Kallisto and downstream analysis with tximport and DESeq2

0

Entering edit mode

5.7 years ago

Mozart ▴ 330

Hello there, I am trying to analyse a dataset using kallisto and its abundances generated. thus, I am using tximport and want, then, use TPM counts and when I open the txi.kallisto.tsv files, essentially I have three different columns (i.e. 'abundances', 'counts' and 'length'). I am not sure whether the counts tximport pretend to import are normalized or not (i.e. TPM counts or not)??

thanks in advance

RNA-Seq kallisto tximport deseq2 • 8.9k views

ADD COMMENT • link 4.5 years ago by Mozart ▴ 330

1

Entering edit mode

As an aside, you should not use normalized counts with DESeq2. It expects unnormalized, raw counts.

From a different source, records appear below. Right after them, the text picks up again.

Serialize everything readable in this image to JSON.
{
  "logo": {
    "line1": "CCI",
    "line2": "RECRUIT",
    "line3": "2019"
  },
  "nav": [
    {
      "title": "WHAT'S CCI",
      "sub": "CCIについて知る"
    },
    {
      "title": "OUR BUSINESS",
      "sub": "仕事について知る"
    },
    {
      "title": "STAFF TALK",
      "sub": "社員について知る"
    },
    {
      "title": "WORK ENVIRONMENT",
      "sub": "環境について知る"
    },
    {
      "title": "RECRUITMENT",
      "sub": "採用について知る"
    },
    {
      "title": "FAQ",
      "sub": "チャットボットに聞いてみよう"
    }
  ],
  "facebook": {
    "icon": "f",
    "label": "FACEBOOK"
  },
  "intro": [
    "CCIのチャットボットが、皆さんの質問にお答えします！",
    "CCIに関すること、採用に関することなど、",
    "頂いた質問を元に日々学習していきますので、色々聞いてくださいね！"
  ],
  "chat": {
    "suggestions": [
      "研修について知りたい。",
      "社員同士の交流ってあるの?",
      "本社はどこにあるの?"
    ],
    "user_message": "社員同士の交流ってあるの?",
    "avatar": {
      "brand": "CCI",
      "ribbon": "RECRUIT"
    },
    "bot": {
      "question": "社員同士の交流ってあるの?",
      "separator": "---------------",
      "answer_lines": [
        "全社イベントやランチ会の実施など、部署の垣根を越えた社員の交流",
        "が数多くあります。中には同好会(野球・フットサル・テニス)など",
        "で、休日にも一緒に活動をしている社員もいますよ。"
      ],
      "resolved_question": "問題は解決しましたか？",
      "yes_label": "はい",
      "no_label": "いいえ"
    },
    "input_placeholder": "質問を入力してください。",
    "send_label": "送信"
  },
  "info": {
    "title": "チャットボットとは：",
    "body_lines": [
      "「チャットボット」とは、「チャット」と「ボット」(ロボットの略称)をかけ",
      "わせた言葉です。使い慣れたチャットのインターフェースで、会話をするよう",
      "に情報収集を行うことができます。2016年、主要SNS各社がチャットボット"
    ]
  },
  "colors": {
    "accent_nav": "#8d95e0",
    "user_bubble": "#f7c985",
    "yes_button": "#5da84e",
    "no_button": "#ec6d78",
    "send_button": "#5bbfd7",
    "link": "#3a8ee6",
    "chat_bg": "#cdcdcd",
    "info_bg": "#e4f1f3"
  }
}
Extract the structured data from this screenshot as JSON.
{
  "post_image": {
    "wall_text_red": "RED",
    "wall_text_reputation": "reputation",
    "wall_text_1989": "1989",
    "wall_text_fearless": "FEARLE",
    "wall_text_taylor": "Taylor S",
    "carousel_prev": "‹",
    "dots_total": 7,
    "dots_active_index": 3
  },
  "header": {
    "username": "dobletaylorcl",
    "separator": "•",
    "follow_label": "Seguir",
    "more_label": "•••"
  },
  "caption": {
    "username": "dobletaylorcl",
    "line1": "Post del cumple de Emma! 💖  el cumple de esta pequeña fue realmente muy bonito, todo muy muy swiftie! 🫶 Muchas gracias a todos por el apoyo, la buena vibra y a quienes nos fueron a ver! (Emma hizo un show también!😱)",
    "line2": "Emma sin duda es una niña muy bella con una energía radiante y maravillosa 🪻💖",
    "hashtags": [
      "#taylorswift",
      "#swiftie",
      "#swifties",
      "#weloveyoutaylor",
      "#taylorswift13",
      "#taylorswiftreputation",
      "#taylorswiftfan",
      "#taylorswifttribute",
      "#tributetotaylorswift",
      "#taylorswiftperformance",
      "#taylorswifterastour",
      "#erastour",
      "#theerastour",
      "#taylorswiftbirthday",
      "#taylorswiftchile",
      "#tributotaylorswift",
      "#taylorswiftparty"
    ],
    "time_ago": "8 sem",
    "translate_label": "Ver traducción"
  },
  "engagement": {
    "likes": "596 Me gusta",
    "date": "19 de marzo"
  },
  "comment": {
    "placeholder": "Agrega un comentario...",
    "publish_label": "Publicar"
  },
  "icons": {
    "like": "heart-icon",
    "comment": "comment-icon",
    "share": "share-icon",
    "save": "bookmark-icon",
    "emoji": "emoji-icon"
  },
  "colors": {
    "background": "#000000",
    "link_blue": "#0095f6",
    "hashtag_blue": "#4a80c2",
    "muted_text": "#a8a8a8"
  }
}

ADD REPLY • link 5.7 years ago by jared.andrews07 ★ 18k

0

Entering edit mode

Thanks! So, when I am using tximport, the function DESeqDataSetFromTximport function automatically correct for the length bias? I guess so; in fact, from here link to tximport:

Note: there are two suggested ways of importing estimates for use with differential gene expression (DGE) methods. The first method, which we show below for edgeR and for DESeq2, is to use the gene-level estimated counts from the quantification tools, and additionally to use the transcript-level abundance estimates to calculate a gene-level offset that corrects for changes to the average transcript length across samples. The code examples below accomplish these steps for you, keeping track of appropriate matrices and calculating these offsets. For edgeR you need to assign a matrix to y$offset, but the function DESeqDataSetFromTximport takes care of creation of the offset for you. Let’s call this method “original counts and offset”.

but if someone could confirm this, that would be great.

ADD REPLY • link 5.7 years ago by Mozart ▴ 330

score 2 · Answer 1 · 2019-04-26

For use with DESeq2 just follow the timport manual section for kallisto, but set txOut=F to aggregate transcript abundances to the gene level. The countsFromAbundance="scaledTPM" function from what I understand is only necessary to output a count matrix in case you want to use it for something else rather than DESeq2, so not necessary in this case.

DESeqDataSetFromTximport function automatically correct for the length bias

Yes that is the whole point of this method. It is the length bias due to different transcript/isoform usage between the condition that is of interest here, which will be corrected by passing an offset to DESeq2 for the linear model.